"I've learned that people will forget what you said, people will forget what you did, but people will never forget how you made them feel."
- Maya Angelou
hmmm...useful bit of information. It explains a helluva lot.
But, since we can't make each other feel anything, since what we often think we feel is more than likely about reaction not emotion, and since what we often do react to or even feel is completely linked to our core stuff, childhood stuff, experiences much older than most of our friendships or loverships, I have to say I appreciate Maya Elder for trying even if she was off the mark.
sigh...
People do often remember how (they think) I made them feel.
They very rarely understand why.
They are rarely interested in attempting to dig to find out what they brought to the mix.
And yes, they will likely forget what I say in those moments and definitely disregard what I do to attempt to create space for them to embrace memory, emotion and choice.
sigh...So her words do not necessarily inspire me to be hopeful.
2 transmissions:
Well said. It always bugs me when I hear "you make me feel...." for the reasons you give.

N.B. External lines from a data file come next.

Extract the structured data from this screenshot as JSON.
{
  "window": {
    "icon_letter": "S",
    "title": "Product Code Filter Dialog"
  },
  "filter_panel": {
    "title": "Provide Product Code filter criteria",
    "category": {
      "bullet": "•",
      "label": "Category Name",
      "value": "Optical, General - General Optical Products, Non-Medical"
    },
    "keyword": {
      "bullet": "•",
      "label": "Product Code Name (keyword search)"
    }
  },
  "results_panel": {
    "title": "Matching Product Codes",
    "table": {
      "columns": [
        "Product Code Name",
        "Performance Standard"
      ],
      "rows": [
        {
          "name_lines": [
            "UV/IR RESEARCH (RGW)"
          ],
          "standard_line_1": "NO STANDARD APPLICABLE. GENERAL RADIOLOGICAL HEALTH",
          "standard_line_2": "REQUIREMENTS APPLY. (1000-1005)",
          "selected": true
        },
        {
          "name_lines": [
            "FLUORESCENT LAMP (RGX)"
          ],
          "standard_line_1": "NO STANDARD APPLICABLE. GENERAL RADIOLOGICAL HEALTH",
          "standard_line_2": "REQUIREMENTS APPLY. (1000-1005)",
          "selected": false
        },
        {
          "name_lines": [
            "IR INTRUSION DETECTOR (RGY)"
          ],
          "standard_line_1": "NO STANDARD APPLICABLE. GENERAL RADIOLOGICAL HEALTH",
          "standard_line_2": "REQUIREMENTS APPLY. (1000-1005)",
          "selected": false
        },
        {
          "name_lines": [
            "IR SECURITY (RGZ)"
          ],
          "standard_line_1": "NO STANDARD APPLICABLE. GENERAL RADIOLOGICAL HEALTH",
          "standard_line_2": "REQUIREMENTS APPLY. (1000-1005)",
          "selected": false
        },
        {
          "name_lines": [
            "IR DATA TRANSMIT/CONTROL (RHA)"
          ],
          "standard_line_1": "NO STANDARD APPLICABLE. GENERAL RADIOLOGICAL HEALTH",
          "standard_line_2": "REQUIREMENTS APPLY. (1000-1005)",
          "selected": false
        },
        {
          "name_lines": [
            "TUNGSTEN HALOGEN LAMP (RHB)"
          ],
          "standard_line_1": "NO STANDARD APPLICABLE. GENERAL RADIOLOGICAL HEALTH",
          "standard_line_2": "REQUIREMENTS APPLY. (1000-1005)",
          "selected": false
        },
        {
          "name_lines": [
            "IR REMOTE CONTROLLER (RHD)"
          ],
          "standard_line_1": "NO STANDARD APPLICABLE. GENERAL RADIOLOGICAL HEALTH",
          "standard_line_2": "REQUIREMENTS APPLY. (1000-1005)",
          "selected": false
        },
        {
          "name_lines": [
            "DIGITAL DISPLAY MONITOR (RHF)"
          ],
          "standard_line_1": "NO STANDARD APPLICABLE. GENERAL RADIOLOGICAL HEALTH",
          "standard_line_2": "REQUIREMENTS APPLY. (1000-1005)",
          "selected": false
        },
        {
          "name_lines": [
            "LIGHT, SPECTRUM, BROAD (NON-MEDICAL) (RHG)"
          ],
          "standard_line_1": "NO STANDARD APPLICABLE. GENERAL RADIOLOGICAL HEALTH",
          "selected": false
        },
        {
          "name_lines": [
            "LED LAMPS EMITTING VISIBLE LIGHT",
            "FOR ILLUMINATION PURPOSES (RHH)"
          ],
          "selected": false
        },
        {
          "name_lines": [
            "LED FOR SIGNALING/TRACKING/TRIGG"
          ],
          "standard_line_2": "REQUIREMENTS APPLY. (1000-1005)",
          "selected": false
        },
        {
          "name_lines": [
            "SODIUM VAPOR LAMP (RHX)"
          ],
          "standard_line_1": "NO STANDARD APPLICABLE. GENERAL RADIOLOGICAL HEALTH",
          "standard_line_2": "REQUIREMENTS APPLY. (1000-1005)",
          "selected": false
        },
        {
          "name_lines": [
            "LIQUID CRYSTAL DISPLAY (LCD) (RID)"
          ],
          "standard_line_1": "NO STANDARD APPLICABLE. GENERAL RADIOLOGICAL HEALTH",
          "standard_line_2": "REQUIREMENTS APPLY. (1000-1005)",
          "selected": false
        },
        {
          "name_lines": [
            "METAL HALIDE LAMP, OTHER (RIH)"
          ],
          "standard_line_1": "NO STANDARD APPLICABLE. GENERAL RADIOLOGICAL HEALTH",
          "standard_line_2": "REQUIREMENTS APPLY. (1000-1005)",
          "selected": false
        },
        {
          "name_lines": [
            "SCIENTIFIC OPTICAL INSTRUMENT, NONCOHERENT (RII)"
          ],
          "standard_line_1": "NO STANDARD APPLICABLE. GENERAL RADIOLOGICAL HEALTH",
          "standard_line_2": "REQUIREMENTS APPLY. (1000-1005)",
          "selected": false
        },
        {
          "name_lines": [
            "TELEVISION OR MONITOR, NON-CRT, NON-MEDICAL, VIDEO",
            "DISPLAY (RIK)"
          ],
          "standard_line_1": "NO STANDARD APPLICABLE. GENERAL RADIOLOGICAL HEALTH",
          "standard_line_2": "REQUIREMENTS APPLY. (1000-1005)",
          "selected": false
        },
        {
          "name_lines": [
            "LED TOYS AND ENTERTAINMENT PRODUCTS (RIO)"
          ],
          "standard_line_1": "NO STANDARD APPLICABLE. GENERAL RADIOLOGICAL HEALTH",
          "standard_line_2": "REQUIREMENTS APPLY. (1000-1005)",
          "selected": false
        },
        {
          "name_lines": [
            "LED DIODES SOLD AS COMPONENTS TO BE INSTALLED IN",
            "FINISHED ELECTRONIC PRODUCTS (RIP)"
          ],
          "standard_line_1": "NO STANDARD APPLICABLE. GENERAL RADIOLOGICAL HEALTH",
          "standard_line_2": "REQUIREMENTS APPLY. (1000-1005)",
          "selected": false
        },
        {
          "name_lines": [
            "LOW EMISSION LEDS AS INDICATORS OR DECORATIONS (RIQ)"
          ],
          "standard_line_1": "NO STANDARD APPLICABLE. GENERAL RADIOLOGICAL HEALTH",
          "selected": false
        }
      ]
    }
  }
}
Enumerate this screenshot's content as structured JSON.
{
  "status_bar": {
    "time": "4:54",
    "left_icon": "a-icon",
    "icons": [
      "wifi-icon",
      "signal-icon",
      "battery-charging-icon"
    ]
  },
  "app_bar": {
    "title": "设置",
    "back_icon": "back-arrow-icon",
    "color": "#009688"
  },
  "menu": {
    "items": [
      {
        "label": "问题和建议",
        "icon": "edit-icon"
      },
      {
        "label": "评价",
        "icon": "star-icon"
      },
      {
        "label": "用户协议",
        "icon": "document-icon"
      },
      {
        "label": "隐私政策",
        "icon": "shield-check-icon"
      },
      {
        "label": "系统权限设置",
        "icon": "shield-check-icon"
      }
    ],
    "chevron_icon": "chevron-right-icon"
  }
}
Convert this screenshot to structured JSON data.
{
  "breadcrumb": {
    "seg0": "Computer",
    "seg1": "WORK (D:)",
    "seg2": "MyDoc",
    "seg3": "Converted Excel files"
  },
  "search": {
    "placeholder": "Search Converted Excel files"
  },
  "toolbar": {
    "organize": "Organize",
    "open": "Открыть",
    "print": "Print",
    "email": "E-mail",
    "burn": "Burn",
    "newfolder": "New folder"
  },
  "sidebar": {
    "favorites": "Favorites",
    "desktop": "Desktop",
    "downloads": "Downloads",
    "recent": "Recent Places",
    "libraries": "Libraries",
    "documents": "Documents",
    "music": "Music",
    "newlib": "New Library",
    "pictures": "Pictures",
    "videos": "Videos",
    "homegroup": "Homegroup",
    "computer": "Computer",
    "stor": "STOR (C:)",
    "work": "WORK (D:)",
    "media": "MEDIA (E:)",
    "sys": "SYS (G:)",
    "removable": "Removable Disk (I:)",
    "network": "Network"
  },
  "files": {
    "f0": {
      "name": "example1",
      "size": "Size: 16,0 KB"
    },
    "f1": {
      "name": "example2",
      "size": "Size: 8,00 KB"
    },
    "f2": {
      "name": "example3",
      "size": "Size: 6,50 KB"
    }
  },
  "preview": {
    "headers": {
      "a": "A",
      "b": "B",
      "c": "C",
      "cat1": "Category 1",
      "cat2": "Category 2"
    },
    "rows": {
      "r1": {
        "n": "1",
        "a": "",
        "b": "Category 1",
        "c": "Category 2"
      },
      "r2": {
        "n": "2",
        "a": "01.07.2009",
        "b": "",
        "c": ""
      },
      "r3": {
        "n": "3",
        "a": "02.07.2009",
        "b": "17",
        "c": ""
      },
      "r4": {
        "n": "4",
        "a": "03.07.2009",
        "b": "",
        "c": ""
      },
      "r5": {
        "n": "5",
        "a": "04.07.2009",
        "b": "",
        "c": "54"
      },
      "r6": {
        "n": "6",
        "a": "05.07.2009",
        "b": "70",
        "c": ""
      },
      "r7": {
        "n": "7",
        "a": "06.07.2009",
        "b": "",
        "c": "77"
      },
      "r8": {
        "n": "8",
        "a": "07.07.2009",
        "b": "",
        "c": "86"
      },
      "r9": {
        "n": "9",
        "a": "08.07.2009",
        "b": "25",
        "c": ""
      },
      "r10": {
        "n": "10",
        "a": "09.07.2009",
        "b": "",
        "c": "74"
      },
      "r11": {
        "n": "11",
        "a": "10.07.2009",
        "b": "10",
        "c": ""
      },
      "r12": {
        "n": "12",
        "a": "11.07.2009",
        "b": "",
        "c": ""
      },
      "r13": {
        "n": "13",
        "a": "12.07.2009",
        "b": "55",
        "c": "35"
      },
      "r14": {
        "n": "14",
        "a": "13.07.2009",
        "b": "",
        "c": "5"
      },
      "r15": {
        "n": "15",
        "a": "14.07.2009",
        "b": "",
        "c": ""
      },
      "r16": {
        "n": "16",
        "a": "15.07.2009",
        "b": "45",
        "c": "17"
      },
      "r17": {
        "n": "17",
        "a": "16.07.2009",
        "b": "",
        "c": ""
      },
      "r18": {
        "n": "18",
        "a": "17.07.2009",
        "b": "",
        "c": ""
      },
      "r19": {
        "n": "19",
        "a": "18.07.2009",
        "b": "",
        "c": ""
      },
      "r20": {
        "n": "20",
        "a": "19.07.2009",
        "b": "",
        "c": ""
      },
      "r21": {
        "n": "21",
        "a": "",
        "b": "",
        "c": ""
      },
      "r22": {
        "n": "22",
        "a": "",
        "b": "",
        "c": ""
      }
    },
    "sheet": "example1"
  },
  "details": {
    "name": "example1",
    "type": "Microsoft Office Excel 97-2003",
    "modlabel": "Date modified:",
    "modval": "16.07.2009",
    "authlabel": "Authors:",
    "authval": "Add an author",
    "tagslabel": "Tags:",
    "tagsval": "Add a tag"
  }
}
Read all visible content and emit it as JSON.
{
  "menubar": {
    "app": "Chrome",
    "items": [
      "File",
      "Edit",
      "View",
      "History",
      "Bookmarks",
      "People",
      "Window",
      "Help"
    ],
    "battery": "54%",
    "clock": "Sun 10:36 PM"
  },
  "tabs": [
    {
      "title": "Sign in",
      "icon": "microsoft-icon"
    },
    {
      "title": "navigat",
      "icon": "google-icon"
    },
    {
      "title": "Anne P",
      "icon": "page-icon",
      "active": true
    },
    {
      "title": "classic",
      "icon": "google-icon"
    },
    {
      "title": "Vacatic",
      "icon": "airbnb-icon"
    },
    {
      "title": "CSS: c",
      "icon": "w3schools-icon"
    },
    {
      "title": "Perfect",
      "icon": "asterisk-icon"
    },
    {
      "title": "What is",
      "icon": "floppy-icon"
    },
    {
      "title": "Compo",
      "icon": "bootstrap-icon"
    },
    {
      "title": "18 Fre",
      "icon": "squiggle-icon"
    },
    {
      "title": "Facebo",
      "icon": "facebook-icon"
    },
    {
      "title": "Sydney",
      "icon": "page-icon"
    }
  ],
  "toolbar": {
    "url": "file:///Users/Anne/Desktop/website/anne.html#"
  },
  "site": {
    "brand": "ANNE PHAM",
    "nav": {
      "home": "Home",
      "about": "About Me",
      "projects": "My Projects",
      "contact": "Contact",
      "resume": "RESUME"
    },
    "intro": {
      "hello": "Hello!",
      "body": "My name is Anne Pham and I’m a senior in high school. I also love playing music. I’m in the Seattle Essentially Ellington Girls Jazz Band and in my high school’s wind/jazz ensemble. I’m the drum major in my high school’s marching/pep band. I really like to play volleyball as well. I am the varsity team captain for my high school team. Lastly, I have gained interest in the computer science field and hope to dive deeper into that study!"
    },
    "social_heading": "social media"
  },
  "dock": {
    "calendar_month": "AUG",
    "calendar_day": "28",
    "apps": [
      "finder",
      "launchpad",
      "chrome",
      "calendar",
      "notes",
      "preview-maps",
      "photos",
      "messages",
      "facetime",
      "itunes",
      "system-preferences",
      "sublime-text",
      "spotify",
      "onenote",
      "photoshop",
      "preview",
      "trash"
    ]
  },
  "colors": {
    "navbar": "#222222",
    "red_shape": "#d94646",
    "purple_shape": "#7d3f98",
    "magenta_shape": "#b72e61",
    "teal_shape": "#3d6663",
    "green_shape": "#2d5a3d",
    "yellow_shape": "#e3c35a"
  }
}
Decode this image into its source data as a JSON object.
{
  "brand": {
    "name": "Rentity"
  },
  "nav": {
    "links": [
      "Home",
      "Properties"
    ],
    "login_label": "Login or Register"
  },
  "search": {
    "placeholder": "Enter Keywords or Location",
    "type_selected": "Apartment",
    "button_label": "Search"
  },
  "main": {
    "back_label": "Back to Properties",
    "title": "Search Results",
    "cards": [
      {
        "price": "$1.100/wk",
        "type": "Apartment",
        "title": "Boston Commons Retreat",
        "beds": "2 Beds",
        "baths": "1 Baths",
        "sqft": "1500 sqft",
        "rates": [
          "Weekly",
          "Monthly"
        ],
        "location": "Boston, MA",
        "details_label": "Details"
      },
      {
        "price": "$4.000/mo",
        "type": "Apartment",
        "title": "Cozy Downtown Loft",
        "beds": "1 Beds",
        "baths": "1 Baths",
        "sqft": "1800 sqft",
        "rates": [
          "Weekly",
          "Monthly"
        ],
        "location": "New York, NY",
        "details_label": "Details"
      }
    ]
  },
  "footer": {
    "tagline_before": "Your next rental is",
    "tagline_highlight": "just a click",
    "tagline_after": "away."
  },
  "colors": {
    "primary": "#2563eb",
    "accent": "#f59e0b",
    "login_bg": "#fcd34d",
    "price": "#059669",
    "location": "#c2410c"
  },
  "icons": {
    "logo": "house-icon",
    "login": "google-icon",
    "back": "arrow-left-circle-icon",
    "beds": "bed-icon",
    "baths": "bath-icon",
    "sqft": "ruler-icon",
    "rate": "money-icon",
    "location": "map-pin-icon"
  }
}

In my less compassionate moments I'll think (if not say outright) "stop giving away your power and take some friggin ownership for yourself. Please." LOL
I know. You're right. "I feel" should be sufficient. It's brave. It begs the question "Why?" It asks us to look. It's taken me years to learn the difference. But also there is responsibility, too. What have I brought to this mix? What of my core issues has come into play? How much of what's happening has to do with what another person is doing? How much of what's happening has to do with my reactions to another person. How much of what's happening is about how I always see things? There are so many question. Sitting with them is excruciating. Almost as excruciating as the questions I tend to ask other people who bring me...stuff. Difficult.